İzmir Üniversiteleri Türkiye’nin Teknolojik Gelişimini Konuştu
İzmir Üniversiteleri Platformu’nun düzenlediği ‘Teknoloji Günleri’ etkinliğine video konferans sistemi ile Erzincan’dan bağlanan İzmir Milletvekili Binali Yıldırım, “Gelecek 25 yıl içinde bugün hepinizin bildiği mesleklerin yüzde 60’ı yok olacak. Yeni meslekler ortaya çıkacak. Bu bir tehdit mi, yoksa fırsat mı, nereden baktığımıza bağlı. Değişimi ıskalarsak bu bir tehdittir. Ancak dijital dönüşümü gerçekleştirir 5G teknolojisini, fiber alt yapıyı güçlendirebilirsek, yazılım ve donanımlarla, girişimcilik çalışmalarını risk sermayeleri ile desteklersek bu bizim için bir kazanç olur.
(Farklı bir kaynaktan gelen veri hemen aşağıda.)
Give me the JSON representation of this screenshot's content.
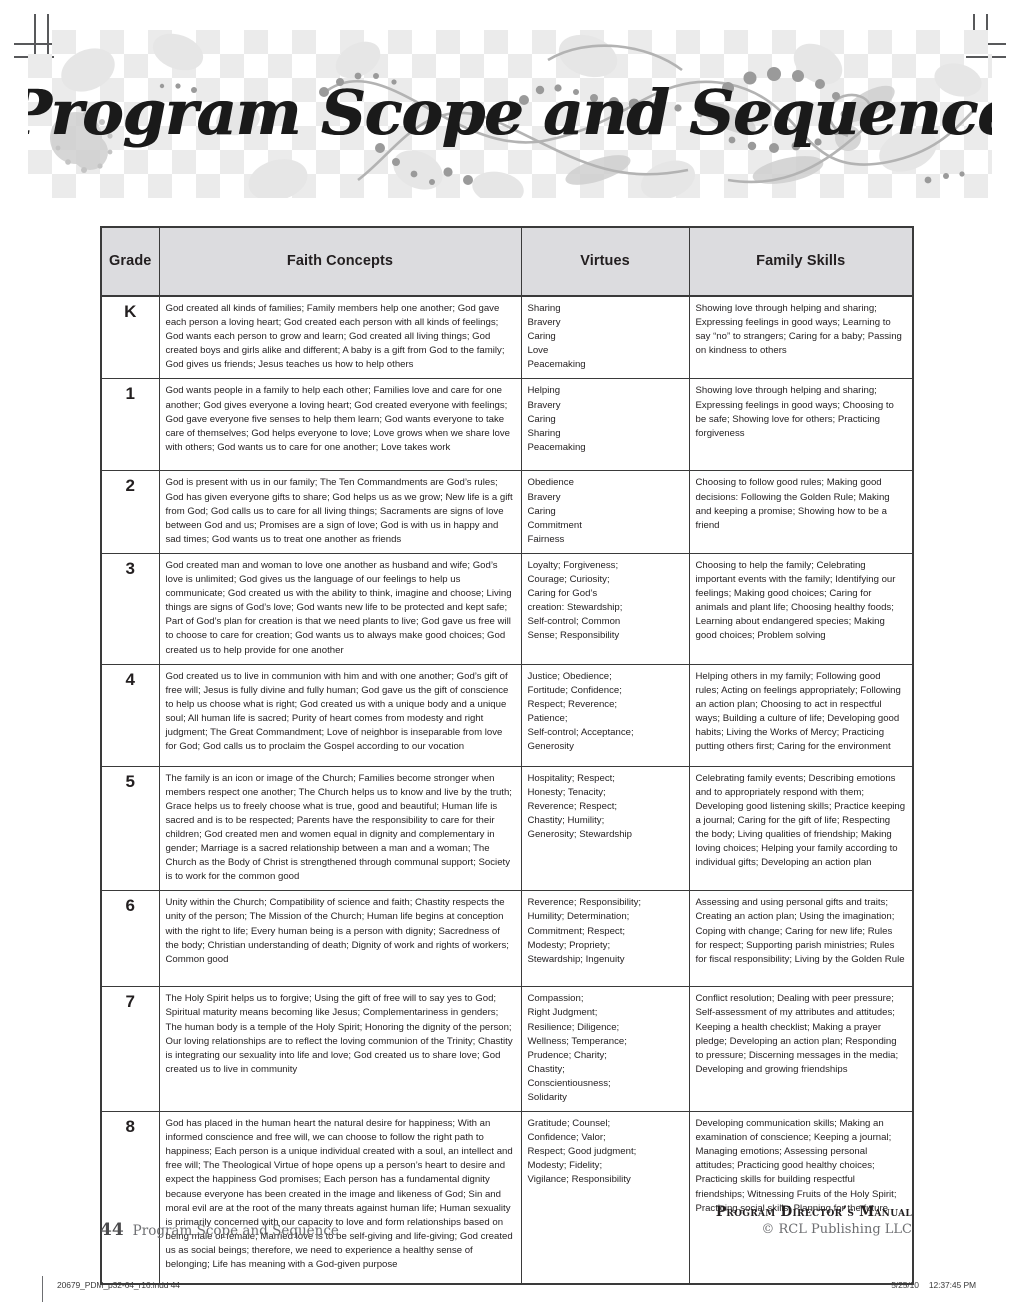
{
  "banner": {
    "title": "Program Scope and Sequence"
  },
  "table": {
    "headers": [
      "Grade",
      "Faith Concepts",
      "Virtues",
      "Family Skills"
    ],
    "rows": [
      {
        "grade": "K",
        "faith": "God created all kinds of families; Family members help one another; God gave each person a loving heart; God created each person with all kinds of feelings; God wants each person to grow and learn; God created all living things; God created boys and girls alike and different; A baby is a gift from God to the family; God gives us friends; Jesus teaches us how to help others",
        "virtues": "Sharing\nBravery\nCaring\nLove\nPeacemaking",
        "family": "Showing love through helping and sharing; Expressing feelings in good ways; Learning to say “no” to strangers; Caring for a baby; Passing on kindness to others"
      },
      {
        "grade": "1",
        "faith": "God wants people in a family to help each other; Families love and care for one another; God gives everyone a loving heart; God created everyone with feelings; God gave everyone five senses to help them learn; God wants everyone to take care of themselves; God helps everyone to love; Love grows when we share love with others; God wants us to care for one another; Love takes work",
        "virtues": "Helping\nBravery\nCaring\nSharing\nPeacemaking",
        "family": "Showing love through helping and sharing; Expressing feelings in good ways; Choosing to be safe; Showing love for others; Practicing forgiveness"
      },
      {
        "grade": "2",
        "faith": "God is present with us in our family; The Ten Commandments are God’s rules; God has given everyone gifts to share; God helps us as we grow; New life is a gift from God; God calls us to care for all living things; Sacraments are signs of love between God and us; Promises are a sign of love; God is with us in happy and sad times; God wants us to treat one another as friends",
        "virtues": "Obedience\nBravery\nCaring\nCommitment\nFairness",
        "family": "Choosing to follow good rules; Making good decisions: Following the Golden Rule; Making and keeping a promise; Showing how to be a friend"
      },
      {
        "grade": "3",
        "faith": "God created man and woman to love one another as husband and wife; God’s love is unlimited; God gives us the language of our feelings to help us communicate; God created us with the ability to think, imagine and choose; Living things are signs of God’s love; God wants new life to be protected and kept safe; Part of God’s plan for creation is that we need plants to live; God gave us free will to choose to care for creation; God wants us to always make good choices; God created us to help provide for one another",
        "virtues": "Loyalty; Forgiveness;\nCourage; Curiosity;\nCaring for God’s\ncreation: Stewardship;\nSelf-control; Common\nSense; Responsibility",
        "family": "Choosing to help the family; Celebrating important events with the family; Identifying our feelings; Making good choices; Caring for animals and plant life; Choosing healthy foods; Learning about endangered species; Making good choices; Problem solving"
      },
      {
        "grade": "4",
        "faith": "God created us to live in communion with him and with one another; God’s gift of free will; Jesus is fully divine and fully human; God gave us the gift of conscience to help us choose what is right; God created us with a unique body and a unique soul; All human life is sacred; Purity of heart comes from modesty and right judgment; The Great Commandment; Love of neighbor is inseparable from love for God; God calls us to proclaim the Gospel according to our vocation",
        "virtues": "Justice; Obedience;\nFortitude; Confidence;\nRespect; Reverence;\nPatience;\nSelf-control; Acceptance;\nGenerosity",
        "family": "Helping others in my family; Following good rules; Acting on feelings appropriately; Following an action plan; Choosing to act in respectful ways; Building a culture of life; Developing good habits; Living the Works of Mercy; Practicing putting others first; Caring for the environment"
      },
      {
        "grade": "5",
        "faith": "The family is an icon or image of the Church; Families become stronger when members respect one another; The Church helps us to know and live by the truth; Grace helps us to freely choose what is true, good and beautiful; Human life is sacred and is to be respected; Parents have the responsibility to care for their children; God created men and women equal in dignity and complementary in gender; Marriage is a sacred relationship between a man and a woman; The Church as the Body of Christ is strengthened through communal support; Society is to work for the common good",
        "virtues": "Hospitality; Respect;\nHonesty; Tenacity;\nReverence; Respect;\nChastity; Humility;\nGenerosity; Stewardship",
        "family": "Celebrating family events; Describing emotions and to appropriately respond with them; Developing good listening skills; Practice keeping a journal; Caring for the gift of life; Respecting the body; Living qualities of friendship; Making loving choices; Helping your family according to individual gifts; Developing an action plan"
      },
      {
        "grade": "6",
        "faith": "Unity within the Church; Compatibility of science and faith; Chastity respects the unity of the person; The Mission of the Church; Human life begins at conception with the right to life; Every human being is a person with dignity; Sacredness of the body; Christian understanding of death; Dignity of work and rights of workers; Common good",
        "virtues": "Reverence; Responsibility;\nHumility; Determination;\nCommitment; Respect;\nModesty; Propriety;\nStewardship; Ingenuity",
        "family": "Assessing and using personal gifts and traits; Creating an action plan; Using the imagination; Coping with change; Caring for new life; Rules for respect; Supporting parish ministries; Rules for fiscal responsibility; Living by the Golden Rule"
      },
      {
        "grade": "7",
        "faith": "The Holy Spirit helps us to forgive; Using the gift of free will to say yes to God; Spiritual maturity means becoming like Jesus; Complementariness in genders; The human body is a temple of the Holy Spirit; Honoring the dignity of the person; Our loving relationships are to reflect the loving communion of the Trinity; Chastity is integrating our sexuality into life and love; God created us to share love; God created us to live in community",
        "virtues": "Compassion;\nRight Judgment;\nResilience; Diligence;\nWellness; Temperance;\nPrudence; Charity;\nChastity;\nConscientiousness;\nSolidarity",
        "family": "Conflict resolution; Dealing with peer pressure; Self-assessment of my attributes and attitudes; Keeping a health checklist; Making a prayer pledge; Developing an action plan; Responding to pressure; Discerning messages in the media; Developing and growing friendships"
      },
      {
        "grade": "8",
        "faith": "God has placed in the human heart the natural desire for happiness; With an informed conscience and free will, we can choose to follow the right path to happiness; Each person is a unique individual created with a soul, an intellect and free will; The Theological Virtue of hope opens up a person’s heart to desire and expect the happiness God promises; Each person has a fundamental dignity because everyone has been created in the image and likeness of God; Sin and moral evil are at the root of the many threats against human life; Human sexuality is primarily concerned with our capacity to love and form relationships based on being male or female; Married love is to be self-giving and life-giving; God created us as social beings; therefore, we need to experience a healthy sense of belonging; Life has meaning with a God-given purpose",
        "virtues": "Gratitude; Counsel;\nConfidence; Valor;\nRespect; Good judgment;\nModesty; Fidelity;\nVigilance; Responsibility",
        "family": "Developing communication skills; Making an examination of conscience; Keeping a journal; Managing emotions; Assessing personal attitudes; Practicing good healthy choices; Practicing skills for building respectful friendships; Witnessing Fruits of the Holy Spirit; Practicing social skills; Planning for the future"
      }
    ]
  },
  "footer": {
    "page_number": "44",
    "section_label": "Program Scope and Sequence",
    "manual_title": "Program Director’s Manual",
    "copyright": "© RCL Publishing LLC"
  },
  "slug": {
    "filename": "20679_PDM_p32-64_r16.indd   44",
    "date": "5/25/10",
    "time": "12:37:45 PM"
  }
}
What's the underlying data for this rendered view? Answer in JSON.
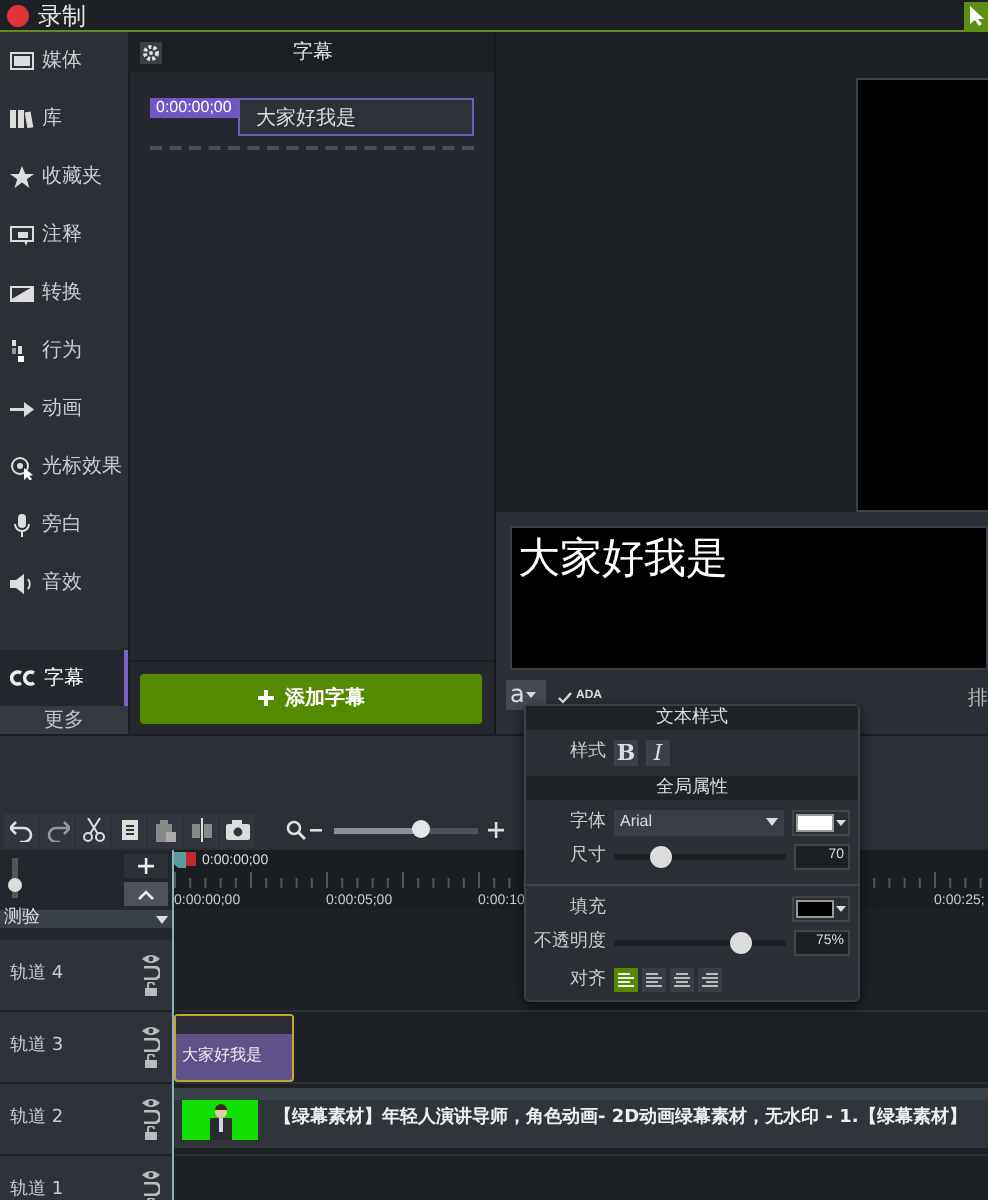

Genç nüfusa sahip bir ülke olarak bunu fırsata çevirmeliyiz” dedi.
İzmir üniversitelerinin akademik, sosyal, kültürel ve sportif alanlarda dayanışmasını sağlamak ve İzmir’i bir “Üniversite Kenti” olarak konumlandırmak için projeler üretmek amacıyla yola çıkan, İzmir’in 9 üniversitesini aynı çatı altında toplayan İzmir Üniversiteleri Platformu, 2019 yılı ocak ayı itibariyle başlayan Dokuz Eylül Üniversitesi dönem başkanlığındaki son etkinliğini düzenledi. 2019 yılı boyunca çalışmaları “teknoloji” temasıyla yürüten platformun Kentkart, Ege Bölgesi Sanayi Odası, İzmir Ticaret Odası, İMEAK Deniz Ticaret Odası’nın destekleriyle düzenlediği 24-25 Aralık tarihlerinde iki gün sürecek olan ‘Teknoloji Günleri’ Sabancı Kültür Sarayı’nda düzenlenen açılış töreniyle başladı. Türkiye Cumhuriyetinin son Başbakanı ve İzmir Milletvekili Binali Yıldırım’ın video konferans ile bağlandığı törene, Cumhurbaşkanlığı İnsan Kaynakları Ofisi Başkanı Salim Atay, Dokuz Eylül Üniversitesi Rektörü Prof. Dr. Nükhet Hotar, Demokrasi Üniversitesi Rektörü Prof. Dr. Bedriye Tunçsiper, Yaşar Üniversitesi Rektörü M. Cemali Dinçer, İzmir Yüksek Teknoloji Enstitüsü Rektörü Prof. Dr. Yusuf Baran, İzmir Katip Çelebi Üniversitesi Rektörü Prof. Dr. Saffet Köse, Ege Bölgesi Sanayi Odası Yönetim Kurulu Başkan Yardımcısı İbrahim Gökçüoğlu, dekanlar, müdürler, akademisyenler ve öğrenciler katıldı.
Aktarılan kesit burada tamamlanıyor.